Some errors Snakemake might encounter while executing rules in the workflow boil down to bad luck in a distributed, heterogeneous computational environment, and it’s expected that some errors can be solved simply by rerunning. If you encounter a Snakemake error, try restarting the workflow to see if the same error is generated in the same rule a second time – repeatable, identical failures are more likely to indicate a more fundamental issue that might require user intervention to fix.

To investigate issues, start by referring to your logging directory. Each Snakemake rule submitted to HTCondor will log a corresponding HTCondor job ID in the Snakemake standard out/error. You can use this job ID to check the standard out, standard error, and HTCondor job log for that specific rule. In some cases the error will indicate a user-solvable issue, e.g. “input file not found” might point to a typo in some part of your workflow.
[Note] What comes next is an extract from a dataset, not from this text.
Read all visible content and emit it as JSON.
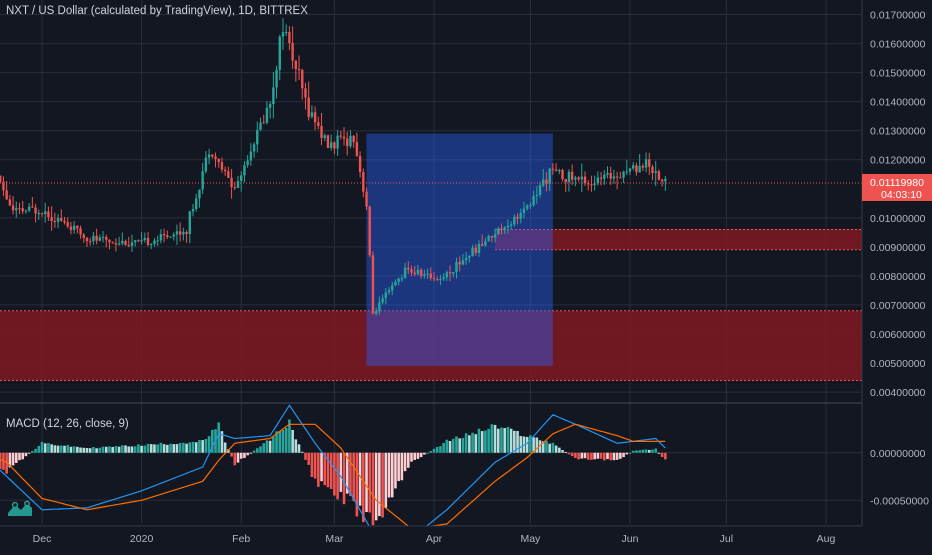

In other cases, errors might be solved by retrying the workflow, which causes Snakemake to pick up where it left off.

If your workflow gets stuck on the same error after multiple consecutive retries and prevents your workflow from completing, this indicates some user/developer intervention is likely required. If you choose to open a github issue, please include a description of the error(s) and what troubleshooting steps you’ve already taken.

How To Fix HTCondor Creds Error

If you attempt to run a SPRAS HTCondor workflow and encounter an error containing:

raise CredsError("Credentials not found for this workflow")

it indicates you must upgrade the version of the HTCondor Snakemake executor bundled with your conda environment.

To upgrade, from your activated spras conda environment run:

pip install --force-reinstall git+https://github.com/htcondor/snakemake-executor-plugin-htcondor.git

Subsequently, verify that the git sha of the installed version matches the latest commit sha from the repo:

pip freeze | grep snakemake-executor-plugin-htcondor

This should result in something like:

snakemake-executor-plugin-htcondor @ git+https://github.com/htcondor/snakemake-executor-plugin-htcondor.git@68a345f8b9a281d8188fc33f134190c9f4ef7f27

where the trailing hexadecimal (everything after @) indicates the commit. You can find the latest upstream commit by visiting the executor repository and inspecting the commit history.

If the preceding steps did not update the installed version, you may need to delete and rebuild your spras conda environment.